Nicht geh hervor der neue Mensch alleine,

vorher tritt auf das Tier. Friedfertig Wild.
Tief von der Ozeane dunklen Gründen
kämpft tapfer es hinaus sich in´s Gefild.

Wurm, Assel, Krebs, die Biene in den Linden,
die Maus, die Ratte, Iltis, Marder, Hund,
Rind, Reh und Hirsche kannst du finden,

Schwein, Löwe, Tiger und der Käfer Bund.
Wege ins Leben nimmt die ganze Bande
ein jegliches nach seiner Art und Stund.

Dann, bei des sechsten Tages rotem Rande,
haucht Gott dem Lehmkloß freien Atem ein.
So schließlich kommt der kluge Mensch zustande.

„Mehret euch bald, denn ihr sollt Gärtner sein“
sprach Gott, der HERR, und ging erschöpft von dannen.
Dies Bildnis wob er unserm Ganzen ein.

Legt sich am Abend unter stille Tannen,
um von dem großen Werke zu entspannen.

Der siebte Tag dringt auf. Ein neuer Morgen
erglänzt der Prachtenwelt in frischem Tau.
Gott rät dem Menschenkind: „Lass alles Sorgen!“

Sein Rat entfaltet sich als bunter Pfau.
„Wollt ihr von meinem Glänzen etwas nehmen,
Rot, Lila, Gelb, Orangen, Grün und Blau?

Des freien Spiels sollt ihr euch niemals schämen!
Breitet die Arme, nehmt der Farben Licht.
Nicht soll der Kummer eure Glieder lähmen.

Froh und glückselig sei das Angesicht.“
Wir sehen, wie die beiden Menschen wandeln,
grad als die Sonne durch die Wolken bricht.

„Am Sabbat“, sagt mein Engel mir, „verwandeln
die Menschen Arbeit in ein großes Spiel.
Nicht Mühe darf den freien Tag verschandeln –

froher Betrachtung Feier bleibe Ziel.
Gott geht im Garten, redet mit den Tieren,
und jeder Frucht, die aus den Bäumen fiel.“

Weil denn ihn Gott erhob von allen Vieren
darf in dem Garten ich aufrecht spazieren.

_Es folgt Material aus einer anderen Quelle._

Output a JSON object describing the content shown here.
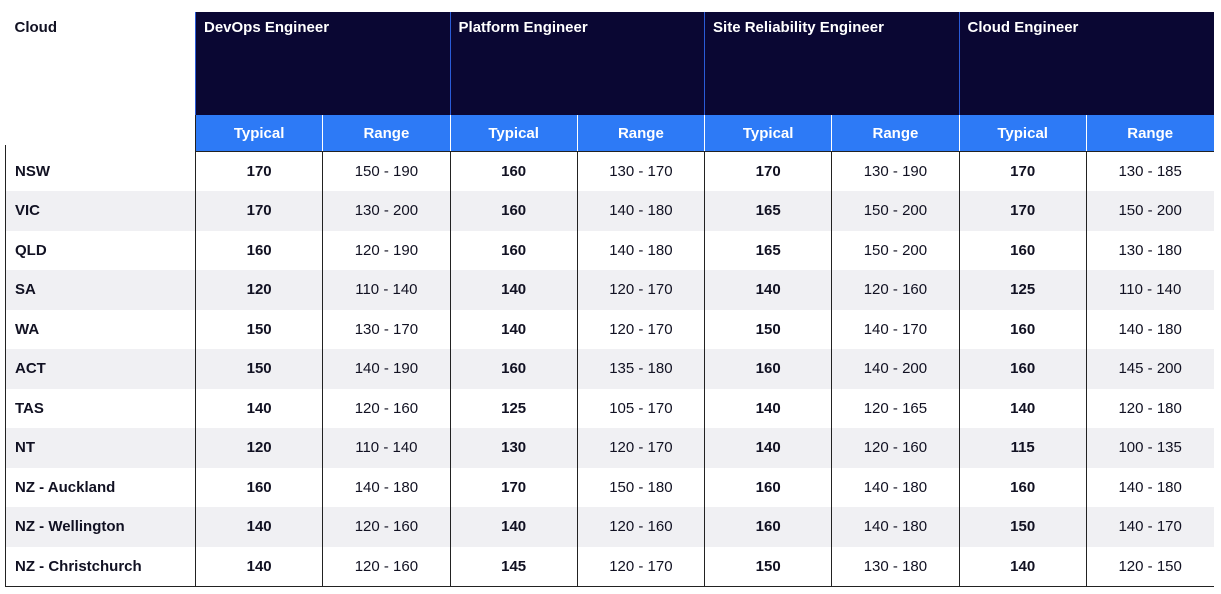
{
  "header": {
    "corner_label": "Cloud",
    "roles": [
      "DevOps Engineer",
      "Platform Engineer",
      "Site Reliability Engineer",
      "Cloud Engineer"
    ],
    "typical_label": "Typical",
    "range_label": "Range"
  },
  "rows": [
    {
      "location": "NSW",
      "cells": [
        "170",
        "150 - 190",
        "160",
        "130 - 170",
        "170",
        "130 - 190",
        "170",
        "130 - 185"
      ]
    },
    {
      "location": "VIC",
      "cells": [
        "170",
        "130 - 200",
        "160",
        "140 - 180",
        "165",
        "150 - 200",
        "170",
        "150 - 200"
      ]
    },
    {
      "location": "QLD",
      "cells": [
        "160",
        "120 - 190",
        "160",
        "140 - 180",
        "165",
        "150 - 200",
        "160",
        "130 - 180"
      ]
    },
    {
      "location": "SA",
      "cells": [
        "120",
        "110 - 140",
        "140",
        "120 - 170",
        "140",
        "120 - 160",
        "125",
        "110 - 140"
      ]
    },
    {
      "location": "WA",
      "cells": [
        "150",
        "130 - 170",
        "140",
        "120 - 170",
        "150",
        "140 - 170",
        "160",
        "140 - 180"
      ]
    },
    {
      "location": "ACT",
      "cells": [
        "150",
        "140 - 190",
        "160",
        "135 - 180",
        "160",
        "140 - 200",
        "160",
        "145 - 200"
      ]
    },
    {
      "location": "TAS",
      "cells": [
        "140",
        "120 - 160",
        "125",
        "105 - 170",
        "140",
        "120 - 165",
        "140",
        "120 - 180"
      ]
    },
    {
      "location": "NT",
      "cells": [
        "120",
        "110 - 140",
        "130",
        "120 - 170",
        "140",
        "120 - 160",
        "115",
        "100 - 135"
      ]
    },
    {
      "location": "NZ - Auckland",
      "cells": [
        "160",
        "140 - 180",
        "170",
        "150 - 180",
        "160",
        "140 - 180",
        "160",
        "140 - 180"
      ]
    },
    {
      "location": "NZ - Wellington",
      "cells": [
        "140",
        "120 - 160",
        "140",
        "120 - 160",
        "160",
        "140 - 180",
        "150",
        "140 - 170"
      ]
    },
    {
      "location": "NZ - Christchurch",
      "cells": [
        "140",
        "120 - 160",
        "145",
        "120 - 170",
        "150",
        "130 - 180",
        "140",
        "120 - 150"
      ]
    }
  ]
}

Wir wanderten selbander tausend Schritte.
Ich links, rechts schritt der Schönste aller Engeln.
Wir waren zwei, doch scheint in unsre Mitte

ein fremder Dritter sich hinein zu schlängeln.
Ich seh ihn nicht, doch kann es deutlich spüren.
Mein Führer deutet mir das stete Drängeln.

Er meint, wer sucht dich stetig zu verführen,
braucht keinen Raum nicht, braucht auch keine Zeit.
Und er kann töten, ohne zu berühren.

Der hat zwei Helfer, heißen Heit und Keit.
Glück war für ihn stets, wenn er Unglücke plante.
Sei achtsam, Katharina, und bereit.

Wie ich erschrak, dass er den Namen kannte,
den meine Mutter mir zur Wiege sang,
welch Glück in meinem Herzen brannte,

als wieder ich vernahm den süßen Klang.
Als er mich Sterbliche beim Namen nannte
fass ich ein Herz mir und ich frage bang:

„Wer ist der Unsichtbare in der Mitte?“
Da hob er an, erfüllend meine Bitte.

Gott pflanzte in die Mitte dieses Gartens
den immergrünen Baum des Lebens ein.
Bei diesem Baume wird er uns erwarten,

und ihn zu kennen, heißt verewigt sein.
Weit draußen, ganz am äußern Rande aber,
die Wurzeln in Geröll und taubem Stein,

hinüber in das Reich von Karg und Mager
ein zweiter Baum reckt seine Äste auf.
Naschst du davon, so dichten alte Sager,

verwandelt dich des Schicksals schneller Lauf.
Die Welt zerfällt alsbald in Gut und Böse.
Der Preis ist hoch, und herrlich scheint der Kauf.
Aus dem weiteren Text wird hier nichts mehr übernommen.